4. BuyPoloDisorder’s Daughter Wears a 3000 Button Down Embroidered

This famous rapper just created an arthouse electronic noise song in 2023. With the flow of all the other songs, this one feels especially stimulating and (at times) a little overwhelming. Full of boop-beep staccato tones, it showcases an experience of wind instruments in a way that is not conventional. I’m not sure if there’s a theremin, but there are plenty of rattles with the boop-beeps and undulations. The digital wind instruments and the sounds layering to create droning howls… Andre’s very aware of the impact of pacing shifts, and is masterful in building subtle crescendos of “now.” 

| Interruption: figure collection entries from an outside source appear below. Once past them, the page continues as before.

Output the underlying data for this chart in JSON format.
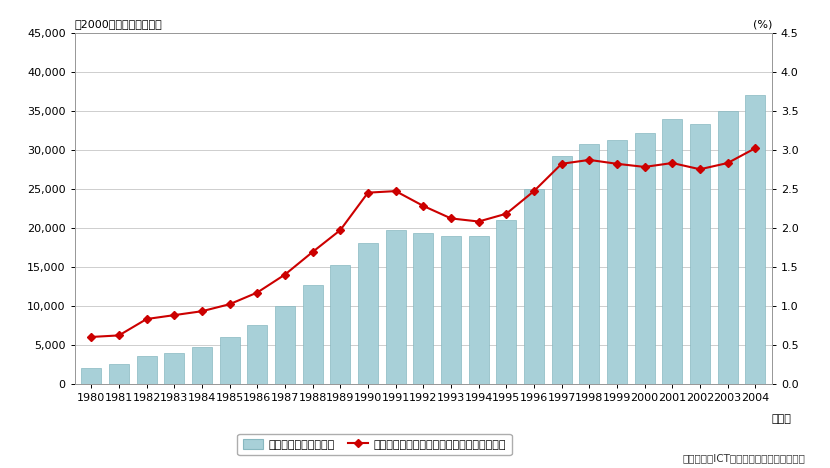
{
  "years": [
    1980,
    1981,
    1982,
    1983,
    1984,
    1985,
    1986,
    1987,
    1988,
    1989,
    1990,
    1991,
    1992,
    1993,
    1994,
    1995,
    1996,
    1997,
    1998,
    1999,
    2000,
    2001,
    2002,
    2003,
    2004
  ],
  "bar_values": [
    2000,
    2500,
    3500,
    4000,
    4700,
    6000,
    7500,
    10000,
    12700,
    15200,
    18000,
    19700,
    19300,
    19000,
    19000,
    21000,
    25000,
    29200,
    30800,
    31300,
    32200,
    33900,
    33300,
    35000,
    37000
  ],
  "line_values": [
    0.6,
    0.62,
    0.83,
    0.88,
    0.93,
    1.02,
    1.17,
    1.4,
    1.69,
    1.97,
    2.45,
    2.47,
    2.28,
    2.12,
    2.08,
    2.18,
    2.47,
    2.82,
    2.87,
    2.82,
    2.78,
    2.83,
    2.75,
    2.83,
    3.02
  ],
  "bar_color": "#a8d0d8",
  "bar_edgecolor": "#88b8c0",
  "line_color": "#cc0000",
  "marker_color": "#cc0000",
  "background_color": "#ffffff",
  "grid_color": "#bbbbbb",
  "ylabel_left": "（2000年価格、十億円）",
  "ylabel_right": "(%)",
  "ylim_left": [
    0,
    45000
  ],
  "ylim_right": [
    0,
    4.5
  ],
  "yticks_left": [
    0,
    5000,
    10000,
    15000,
    20000,
    25000,
    30000,
    35000,
    40000,
    45000
  ],
  "yticks_right": [
    0.0,
    0.5,
    1.0,
    1.5,
    2.0,
    2.5,
    3.0,
    3.5,
    4.0,
    4.5
  ],
  "legend_bar_label": "民間情報資本ストック",
  "legend_line_label": "民間資本ストックに占める情報通信資本比率",
  "source_text": "（出典）「ICTの経済分析に関する調査」",
  "xlabel": "（年）",
  "tick_fontsize": 8,
  "label_fontsize": 8.5
}
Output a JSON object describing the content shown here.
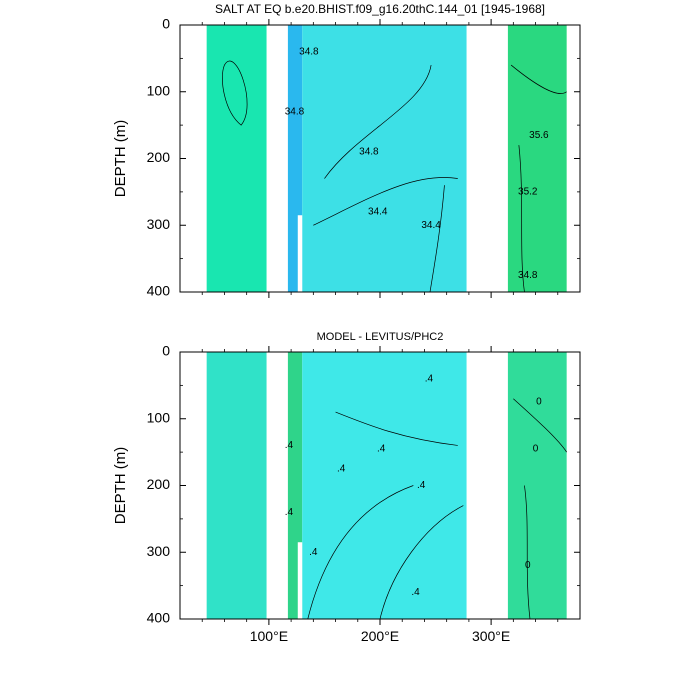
{
  "chart_data": [
    {
      "type": "contour",
      "title": "SALT AT EQ b.e20.BHIST.f09_g16.20thC.144_01 [1945-1968]",
      "ylabel": "DEPTH (m)",
      "xlabel": "",
      "xlim": [
        20,
        380
      ],
      "ylim": [
        400,
        0
      ],
      "y_ticks": [
        0,
        100,
        200,
        300,
        400
      ],
      "x_ticks": [
        {
          "value": 100,
          "label": "100°E"
        },
        {
          "value": 200,
          "label": "200°E"
        },
        {
          "value": 300,
          "label": "300°E"
        }
      ],
      "background_color": "#3ce6d3",
      "ocean_segments": [
        {
          "x": [
            44,
            98
          ],
          "color": "#19e6b0"
        },
        {
          "x": [
            117,
            130
          ],
          "color": "#2ab8ee"
        },
        {
          "x": [
            130,
            278
          ],
          "color": "#3de0e6"
        },
        {
          "x": [
            315,
            368
          ],
          "color": "#2ad880"
        }
      ],
      "land_gaps": [
        {
          "x": [
            98,
            117
          ],
          "depth_from": 0
        },
        {
          "x": [
            126,
            130
          ],
          "depth_from": 285
        },
        {
          "x": [
            278,
            315
          ],
          "depth_from": 0
        }
      ],
      "contour_labels": [
        {
          "text": "34.8",
          "x": 136,
          "y": 40
        },
        {
          "text": "34.8",
          "x": 123,
          "y": 130
        },
        {
          "text": "34.8",
          "x": 190,
          "y": 190
        },
        {
          "text": "34.4",
          "x": 198,
          "y": 280
        },
        {
          "text": "34.4",
          "x": 246,
          "y": 300
        },
        {
          "text": "35.6",
          "x": 343,
          "y": 165
        },
        {
          "text": "35.2",
          "x": 333,
          "y": 250
        },
        {
          "text": "34.8",
          "x": 333,
          "y": 375
        }
      ]
    },
    {
      "type": "contour",
      "title": "MODEL - LEVITUS/PHC2",
      "ylabel": "DEPTH (m)",
      "xlabel": "",
      "xlim": [
        20,
        380
      ],
      "ylim": [
        400,
        0
      ],
      "y_ticks": [
        0,
        100,
        200,
        300,
        400
      ],
      "x_ticks": [
        {
          "value": 100,
          "label": "100°E"
        },
        {
          "value": 200,
          "label": "200°E"
        },
        {
          "value": 300,
          "label": "300°E"
        }
      ],
      "background_color": "#3ce6d3",
      "ocean_segments": [
        {
          "x": [
            44,
            98
          ],
          "color": "#30e2c8"
        },
        {
          "x": [
            117,
            130
          ],
          "color": "#2fd48a"
        },
        {
          "x": [
            130,
            278
          ],
          "color": "#3fe8e8"
        },
        {
          "x": [
            315,
            368
          ],
          "color": "#30dc9a"
        }
      ],
      "land_gaps": [
        {
          "x": [
            98,
            117
          ],
          "depth_from": 0
        },
        {
          "x": [
            126,
            130
          ],
          "depth_from": 285
        },
        {
          "x": [
            278,
            315
          ],
          "depth_from": 0
        }
      ],
      "contour_labels": [
        {
          "text": ".4",
          "x": 118,
          "y": 140
        },
        {
          "text": ".4",
          "x": 165,
          "y": 175
        },
        {
          "text": ".4",
          "x": 201,
          "y": 145
        },
        {
          "text": ".4",
          "x": 244,
          "y": 40
        },
        {
          "text": ".4",
          "x": 237,
          "y": 200
        },
        {
          "text": ".4",
          "x": 118,
          "y": 240
        },
        {
          "text": ".4",
          "x": 140,
          "y": 300
        },
        {
          "text": ".4",
          "x": 232,
          "y": 360
        },
        {
          "text": "0",
          "x": 343,
          "y": 75
        },
        {
          "text": "0",
          "x": 340,
          "y": 145
        },
        {
          "text": "0",
          "x": 333,
          "y": 320
        }
      ]
    }
  ]
}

5. Ninety three til infinity and Beyonce this one feels digitally crowded, techno soft percussion and layers of murmurs. Surprisingly slow tempo for the amount of body in the track, and comparatively short in relation to some of the other tracks. It’s 4 minutes long, giving you just enough time to brace for the next track.

6. Gandhi, Dalai Lama, your lord and savior J.C./ Bundy, Jeffrey Dahmer, and John Wayne Gacy starts out with what seems like temple bells tolling, builds up an electric anxiety repetition, more dischord, disorienting vibes. (I wonder if his role as psychedelic rock mystic Jimi Hendrix has anything to do with this album?) Serial killers and religious figures, tolling bells and rolling cymbals, rain sticks, vast landscapes of despair…. Minor keys reminiscent of horror movie soundtracks. Lonesome wailing vocalizations that could be a call to prayer or a cry of anguish. Somehow, this sounds like the feeling of a very bad trip. 

7. Ants to you, Gods to who? A more mellow start, back down to earth and a relief after the last track. More gentle, more major, and more note bending. Asks the listener, in a way, for cosmic perspective. Drifting in a galactic tugboat toward the vast horizon. This one is the start of the denouement, and a gentle come-down from the psychological anxiety of the previous song. 

8. Dreams once buried beneath the dungeon floor slowly sprout into undying gardens

This is clearly the end: we’re being invited to to consider the journey, and to integrate what we’ve learned. The pacing of the album requires front-to-back, uninterrupted listening experience to create a container and context. It follows the formula of a “successful” psychedelic healing experience: The slow introduction and transition between this world and the cosmic one (tracks 1 and 2), the reality of when the medicine takes hold (track 3), the psychedelic experience of facing your finite humanity (tracks 4, 5, and 6) the aha moment of becoming one with the universe (track 7) and the release of crossing the threshold back into ordinary time. Track 8 is the comedown, releasing us gently back to here and now. 

I’ll be writing a more personal follow up about why this matters soon. 10 of unexpected 10.

-rosy 


New Blue Sun is 84 minutes of intergalactic time travel, spiritual jazz and a whole ASMR album all in one. The album progresses like a heavy psychedelic trip, with so much of the spirit of Alice Coltrane and Pharoah Sanders’ “Journey to Satchidananda,” which happens to be one of my favorite albums. Channeling spiritual jazz and sonic sankofa, “New Blue Sun” is the perfect album to regulate to in times of despair: this shit is distilled and transcendent.  I think listening to this album at night in real time with headphones and some good weed while painting might yield excellent results.